Mário Cruz / Lusa

The President of the Republic, Marcelo Rebelo de Sousa (D), accompanied by the Prime Minister, António Costa (L)
President of the Republic left a warning of “consequences for the future”. Now, “the lesson remains for history”.
The President of the Republic said this Friday that the case should remain as “a lesson” for history on the functioning of justice and admitted that all Portuguese “want to know what happened”.
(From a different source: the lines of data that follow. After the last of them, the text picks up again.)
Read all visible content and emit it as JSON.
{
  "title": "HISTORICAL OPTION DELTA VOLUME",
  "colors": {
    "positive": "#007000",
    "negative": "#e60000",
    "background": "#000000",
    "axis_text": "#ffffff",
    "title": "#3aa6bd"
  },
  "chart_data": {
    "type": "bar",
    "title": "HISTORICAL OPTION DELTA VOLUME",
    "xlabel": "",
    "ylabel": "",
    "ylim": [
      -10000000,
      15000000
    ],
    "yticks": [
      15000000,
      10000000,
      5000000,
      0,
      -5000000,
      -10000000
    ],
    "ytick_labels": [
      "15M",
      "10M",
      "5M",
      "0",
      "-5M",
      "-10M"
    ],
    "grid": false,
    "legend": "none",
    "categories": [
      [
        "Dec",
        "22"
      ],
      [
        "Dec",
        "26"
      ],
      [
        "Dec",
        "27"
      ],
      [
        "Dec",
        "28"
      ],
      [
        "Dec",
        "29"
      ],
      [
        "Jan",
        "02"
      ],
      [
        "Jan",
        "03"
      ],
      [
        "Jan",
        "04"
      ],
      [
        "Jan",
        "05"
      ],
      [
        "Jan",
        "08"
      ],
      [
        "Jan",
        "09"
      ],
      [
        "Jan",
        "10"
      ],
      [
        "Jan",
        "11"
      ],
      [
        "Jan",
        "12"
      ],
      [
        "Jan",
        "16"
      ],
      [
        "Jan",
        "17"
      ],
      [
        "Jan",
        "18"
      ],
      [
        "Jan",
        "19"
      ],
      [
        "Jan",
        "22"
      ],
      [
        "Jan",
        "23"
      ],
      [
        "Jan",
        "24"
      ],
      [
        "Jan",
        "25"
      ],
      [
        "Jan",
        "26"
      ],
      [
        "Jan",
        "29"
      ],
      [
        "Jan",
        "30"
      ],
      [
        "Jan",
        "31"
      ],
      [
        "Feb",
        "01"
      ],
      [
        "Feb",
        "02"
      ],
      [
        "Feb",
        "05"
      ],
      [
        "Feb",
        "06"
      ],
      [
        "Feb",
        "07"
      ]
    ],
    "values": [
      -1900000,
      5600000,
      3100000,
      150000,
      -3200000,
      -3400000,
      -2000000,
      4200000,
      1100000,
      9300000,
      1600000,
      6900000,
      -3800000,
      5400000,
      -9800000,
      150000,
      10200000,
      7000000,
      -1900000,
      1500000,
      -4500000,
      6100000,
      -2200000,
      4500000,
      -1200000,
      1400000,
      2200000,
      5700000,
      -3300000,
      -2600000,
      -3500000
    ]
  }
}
Marcelo Rebelo de Sousa began by pointing out that he knows “little” because he was “busy all day”, but said that what he heard “is that the Attorney General’s Office came forward with a clarification in which it recognized that there was lapses, technical errorstherefore the law will not have been complied with as it should have been fulfilled”, he said, speaking to the press at the end of a state visit to Monaco.
“The feeling we have is that in what happened, the law was not applied as it should have been applied”, he pointed out: “And this in relation to any citizen, but in relation to a prime minister it naturally has a greater incidence and gravity”.
“There will be the opportunity to better understand what happened and, above all, to remove a consequence for the future”, warned Marcelo. “And this consequence is that, if the law is not complied with, this it shouldn’t happen again not future.”
Noting that, “apparently”, some of the more than 20 wiretaps on the former Prime Minister only arrived after he had already left office, while “others had not arrived due to a technical error, or an oversight or any other problem”, the President of the Republic defended that this case “cannot fail to be a lesson for the future in terms of how justice should work”.
“Now, in fact, the lesson remains for history. And the lesson is very simple: it is that there are rules that say that wiretapping a prime minister must be validated by the Supreme Court of Justice and that this must happen while he is prime minister. In principle, this must be the case, otherwise the idea of validation in the exercise of certain functions loses its usefulness”, he declared.
António Costa’s defense reiterated that the Public Ministry must clarify the reason why the wiretaps involving the former prime minister were not detected and sent to the Supreme Court of Justice. The secretary general of the PS considered that the attorney general of the Republic “must provide complete explanations” to the country about the wiretaps.
The Minister of Justice refused to talk about the wiretaps related to the former prime minister, guaranteeing that the Attorney General of the Republic “will not fail to take the measures he deems necessary” if he finds irregularities.